Publié le 29 octobre 2025. Le ministre de la Défense, Sjafrie Sjamsoeddin, multiplie les rencontres avec les leaders des partis politiques soutenant le président Prabowo Subianto, redessinant le paysage de la communication politique présidentielle jusque-là dominé par Sufmi Dasco Ahmad.
- Sjafrie Sjamsoeddin ouvre une nouvelle voie de communication avec le président, concurrençant l’influence de Sufmi Dasco Ahmad.
- L’implication croissante de l’armée dans les affaires des partis politiques soulève des questions sur la suprématie civile.
- Ces manœuvres interviennent après une période de tensions politiques et d’émeutes ayant mis en lumière le rôle des forces armées.
Au ministère de la Défense, à Djakarta, le général à la retraite Sjafrie Sjamsoeddin a accueilli mi-octobre 2025 plusieurs figures politiques majeures. Parmi eux, Surya Paloh, président général du Parti national-démocrate (NasDem), et Mohamad Sohibul Iman, président du Parti de la justice et de la prospérité (PKS). Ces rencontres, à l’origine d’une invitation du ministre, marquent une rupture avec les habitudes, le ministère de la Défense n’étant pas traditionnellement un lieu de concertation politique partisane. Avant ces échanges officiels, Sjafrie Sjamsoeddin aurait également reçu des représentants du Parti démocratique indonésien de lutte (PDI-P) pour discuter de leurs difficultés internes, une rencontre restée dans l’ombre médiatique. Depuis, d’autres responsables de partis font la queue pour s’entretenir avec le diplomé de l’Académie militaire de 1974.
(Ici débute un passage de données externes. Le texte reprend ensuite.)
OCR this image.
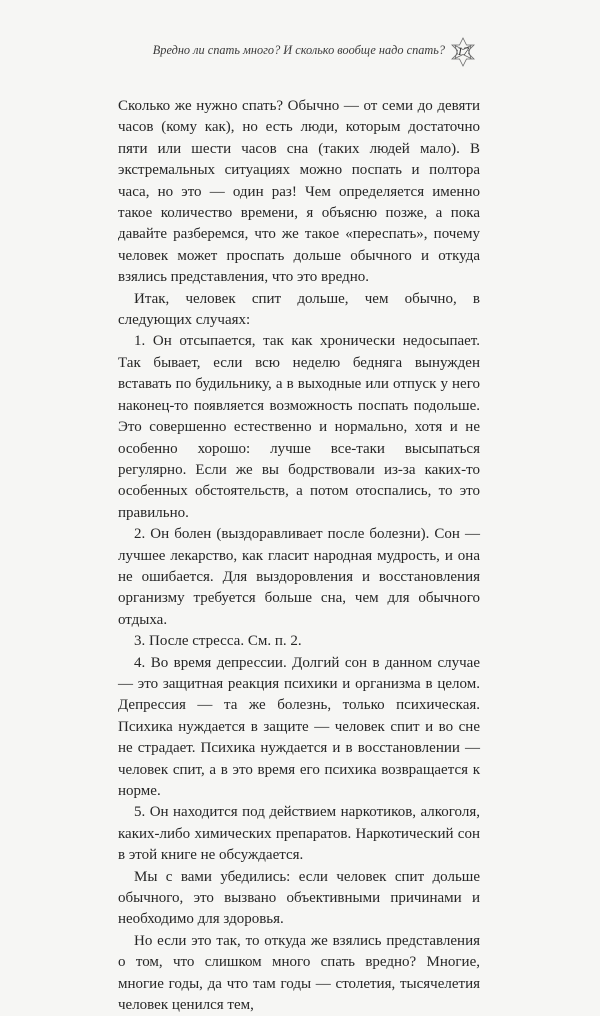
Вредно ли спать много? И сколько вообще надо спать?	17

Сколько же нужно спать? Обычно — от семи до девяти часов (кому как), но есть люди, которым достаточно пяти или шести часов сна (таких людей мало). В экстремальных ситуациях можно поспать и полтора часа, но это — один раз! Чем определяется именно такое количество времени, я объясню позже, а пока давайте разберемся, что же такое «переспать», почему человек может проспать дольше обычного и откуда взялись представления, что это вредно.

Итак, человек спит дольше, чем обычно, в следующих случаях:

1. Он отсыпается, так как хронически недосыпает. Так бывает, если всю неделю бедняга вынужден вставать по будильнику, а в выходные или отпуск у него наконец-то появляется возможность поспать подольше. Это совершенно естественно и нормально, хотя и не особенно хорошо: лучше все-таки высыпаться регулярно. Если же вы бодрствовали из-за каких-то особенных обстоятельств, а потом отоспались, то это правильно.

2. Он болен (выздоравливает после болезни). Сон — лучшее лекарство, как гласит народная мудрость, и она не ошибается. Для выздоровления и восстановления организму требуется больше сна, чем для обычного отдыха.

3. После стресса. См. п. 2.

4. Во время депрессии. Долгий сон в данном случае — это защитная реакция психики и организма в целом. Депрессия — та же болезнь, только психическая. Психика нуждается в защите — человек спит и во сне не страдает. Психика нуждается и в восстановлении — человек спит, а в это время его психика возвращается к норме.

5. Он находится под действием наркотиков, алкоголя, каких-либо химических препаратов. Наркотический сон в этой книге не обсуждается.

Мы с вами убедились: если человек спит дольше обычного, это вызвано объективными причинами и необходимо для здоровья.

Но если это так, то откуда же взялись представления о том, что слишком много спать вредно? Многие, многие годы, да что там годы — столетия, тысячелетия человек ценился тем,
Cette nouvelle approche de la communication politique par Sjafrie Sjamsoeddin modifie l’équilibre des pouvoirs au sein de l’administration. En début de mandat, fin 2024, l’entourage présidentiel s’articulait autour de trois pôles : Sufmi Dasco Ahmad pour la politique et les institutions de sécurité, Sjafrie Sjamsoeddin pour les affaires militaires, et Hashim Djojohadikusumo, frère du président, pour les questions économiques. Dans ce dispositif, Sufmi Dasco Ahmad, également vice-président de la Chambre des représentants (DPR), était le principal interlocuteur politique, orchestrant l’adoption rapide de législations et du budget de l’État 2026, malgré les réticences de certaines factions parlementaires.
La montée en puissance de Sjafrie Sjamsoeddin comme canal de communication est une réponse directe aux troubles survenus fin août 2025. Ces événements, caractérisés par des émeutes et des saccages de domiciles privés, dont celui de Sri Mulyani Indrawati, alors ministre des Finances, ont vu le rôle des militaires devenir prépondérant. Durant cette période critique, Sufmi Dasco Ahmad s’était temporairement retiré avec sa famille, tandis que des rapports policiers soulignaient l’implication significative des forces armées.
Les relations entre Sjafrie Sjamsoeddin et Sufmi Dasco Ahmad, tous deux en quête d’influence auprès du président Prabowo Subianto, sont marquées par une tension latente. L’un, ancien camarade d’armes du président, l’autre, pilier du parti Gerindra qui l’a porté au pouvoir, se retrouvent désormais en concurrence. Il est peu probable que Prabowo ignore cette redistribution des cartes, et certains analystes suggèrent que le président pourrait même avoir encouragé Sjafrie Sjamsoeddin dans cette démarche afin de rétablir un nouvel équilibre.
Cette dynamique rappelle les luttes de pouvoir historiques en Indonésie, comme l’incident de Malari en 1974, attribué à une rivalité entre deux généraux pour l’oreille du président Suharto. À l’époque, les partis politiques étaient déjà affaiblis et soumis au régime de l’Ordre Nouveau, une situation qui, selon certains observateurs, perdure un demi-siècle plus tard. Les formations politiques, en quête de proximité avec le pouvoir, renonceraient à leur indépendance, au profit de personnalités proches du président, au risque de voir le peuple relégué au second plan dans la gestion du pouvoir.